Adaptive Factorization Using Linear-Chained Hash Tables

Authors:
Paul Groß, Daniel ten Wolde, Peter Boncz
Abstract

We introduce factorized aggregations and worst-case optimal joins in DuckDB with an adaptive mechanism that only uses them when they enhance query performance. This builds on the adoption of a new hash table design (“Linear-Chained”) for equi-joins. Our first insight is that the collision-free chains of this new design enable efficient factorized and worst-case optimal processing. We further defer the decision to use factorization and worst-case optimal joins from optimization to runtime.
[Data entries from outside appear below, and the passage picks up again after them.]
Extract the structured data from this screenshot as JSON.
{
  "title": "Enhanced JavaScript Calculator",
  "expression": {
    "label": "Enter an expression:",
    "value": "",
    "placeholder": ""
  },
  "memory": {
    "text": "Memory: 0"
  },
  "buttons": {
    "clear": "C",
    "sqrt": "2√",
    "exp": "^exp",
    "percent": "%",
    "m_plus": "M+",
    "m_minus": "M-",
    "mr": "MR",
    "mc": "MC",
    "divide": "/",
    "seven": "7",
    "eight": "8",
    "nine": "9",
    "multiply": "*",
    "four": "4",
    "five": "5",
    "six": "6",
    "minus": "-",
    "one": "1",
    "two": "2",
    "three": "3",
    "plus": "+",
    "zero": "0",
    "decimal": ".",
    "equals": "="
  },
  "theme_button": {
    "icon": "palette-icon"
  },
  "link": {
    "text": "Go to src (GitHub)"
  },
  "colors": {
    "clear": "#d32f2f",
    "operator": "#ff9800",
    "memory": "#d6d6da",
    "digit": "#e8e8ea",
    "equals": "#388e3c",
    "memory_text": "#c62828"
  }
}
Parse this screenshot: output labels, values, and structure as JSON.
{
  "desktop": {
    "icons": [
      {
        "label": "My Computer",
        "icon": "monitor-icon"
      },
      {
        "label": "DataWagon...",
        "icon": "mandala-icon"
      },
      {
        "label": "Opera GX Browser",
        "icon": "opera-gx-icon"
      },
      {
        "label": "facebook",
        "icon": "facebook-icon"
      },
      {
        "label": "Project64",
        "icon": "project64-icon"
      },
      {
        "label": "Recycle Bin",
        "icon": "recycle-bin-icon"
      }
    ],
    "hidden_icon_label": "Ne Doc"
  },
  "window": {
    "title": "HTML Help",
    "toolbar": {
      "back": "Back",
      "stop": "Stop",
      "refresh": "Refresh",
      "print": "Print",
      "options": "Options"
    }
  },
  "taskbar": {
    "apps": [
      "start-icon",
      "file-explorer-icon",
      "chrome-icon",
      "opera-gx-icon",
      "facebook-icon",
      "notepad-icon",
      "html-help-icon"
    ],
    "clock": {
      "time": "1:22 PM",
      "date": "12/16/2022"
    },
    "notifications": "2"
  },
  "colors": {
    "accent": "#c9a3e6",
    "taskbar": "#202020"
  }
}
Our second insight is that we can obtain accurate statistics, even if the join inputs lack these (e.g. because they are sub-queries or Parquet files), by leveraging runtime heuristics and constructing efficient on-the-fly sketches, during the hash join build. Finally, we show that machine learning models using these metrics can achieve close to optimal performance with a high accuracy. Furthermore, we propose heuristic-based approaches that offer comparable performance to these models, while relying on cheaper to obtain run-time statistics and being more explainable.